Thomas Affleck was born on July 13, 1812, in Dumfries, Scotland. His father was Thomas Affleck and his mother, Mary (Hannay) Affleck. He graduated from the University of Edinburgh, where he studied agriculture. Not yet 20, he immigrated to the United States, arriving on May 4, 1832.
From 1832 to 1840, he worked as a clerk and merchant in New York City, Pennsylvania, Indiana and Ohio. He served as the editor of the Western Farmer and Gardener in Cincinnati, Ohio from 1840 to 1842.
He acquired Ingleside Farm in Washington, Mississippi, where he established Central Nurseries in 1848. It became one of the earliest commercial plant nurseries in the Southern United States. He was one of the first nurserymen in the South, selling plants and writing about plants from the South. Most agricultural and gardening advice had previously been written by authorities from Europe or the Northern United States.
In 1848, Affleck edited Norman's Southern Agricultural Almanac, an almanac published by Benjamin Moore Norman (1809-1860).
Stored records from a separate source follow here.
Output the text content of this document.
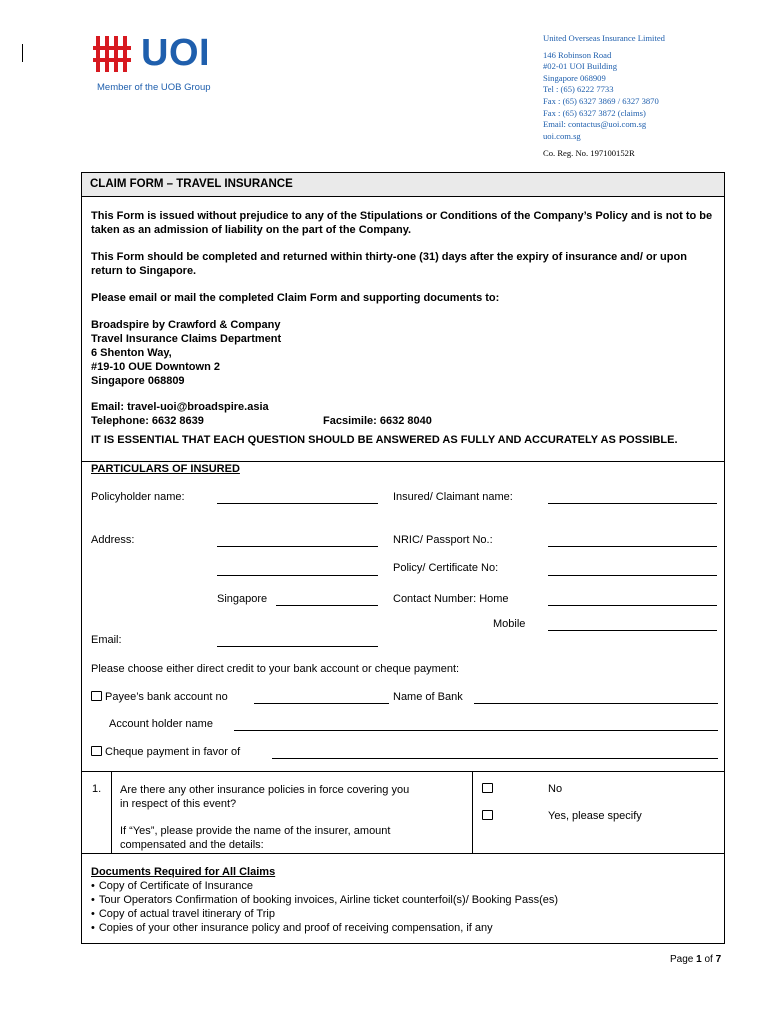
UOI
Member of the UOB Group
United Overseas Insurance Limited
146 Robinson Road
#02-01 UOI Building
Singapore 068909
Tel : (65) 6222 7733
Fax : (65) 6327 3869 / 6327 3870
Fax : (65) 6327 3872 (claims)
Email: contactus@uoi.com.sg
uoi.com.sg
Co. Reg. No. 197100152R
CLAIM FORM – TRAVEL INSURANCE

This Form is issued without prejudice to any of the Stipulations or Conditions of the Company’s Policy and is not to be taken as an admission of liability on the part of the Company.

This Form should be completed and returned within thirty-one (31) days after the expiry of insurance and/ or upon return to Singapore.

Please email or mail the completed Claim Form and supporting documents to:

Broadspire by Crawford & Company
Travel Insurance Claims Department
6 Shenton Way,
#19-10 OUE Downtown 2
Singapore 068809
Email: travel-uoi@broadspire.asia
Telephone: 6632 8639	Facsimile: 6632 8040
IT IS ESSENTIAL THAT EACH QUESTION SHOULD BE ANSWERED AS FULLY AND ACCURATELY AS POSSIBLE.
PARTICULARS OF INSURED
Policyholder name:	Insured/ Claimant name:
Address:	NRIC/ Passport No.:
Policy/ Certificate No:
Singapore	Contact Number: Home
Mobile
Email:
Please choose either direct credit to your bank account or cheque payment:
Payee’s bank account no	Name of Bank
Account holder name
Cheque payment in favor of
1. Are there any other insurance policies in force covering you
in respect of this event?
If “Yes”, please provide the name of the insurer, amount
compensated and the details:
No
Yes, please specify
Documents Required for All Claims
• Copy of Certificate of Insurance
• Tour Operators Confirmation of booking invoices, Airline ticket counterfoil(s)/ Booking Pass(es)
• Copy of actual travel itinerary of Trip
• Copies of your other insurance policy and proof of receiving compensation, if any
Page 1 of 7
He also published the Southern Rural Almanac and Plantation and Garden Calendar from 1851 to 1861. His "Report on Agricultural Grasses," appeared as a Senate executive document in 1879. He is credited with advancing agriculture in Texas thanks to his writing. Moreover, he published two books about his plantation, where he cultivated the commodity crops of cotton and sugar cane with slave labor: Cotton Plantation Record and Account Book and Sugar Plantation Record and Account Book. They became widely popular among the planter class, who used them as models for their own plantations.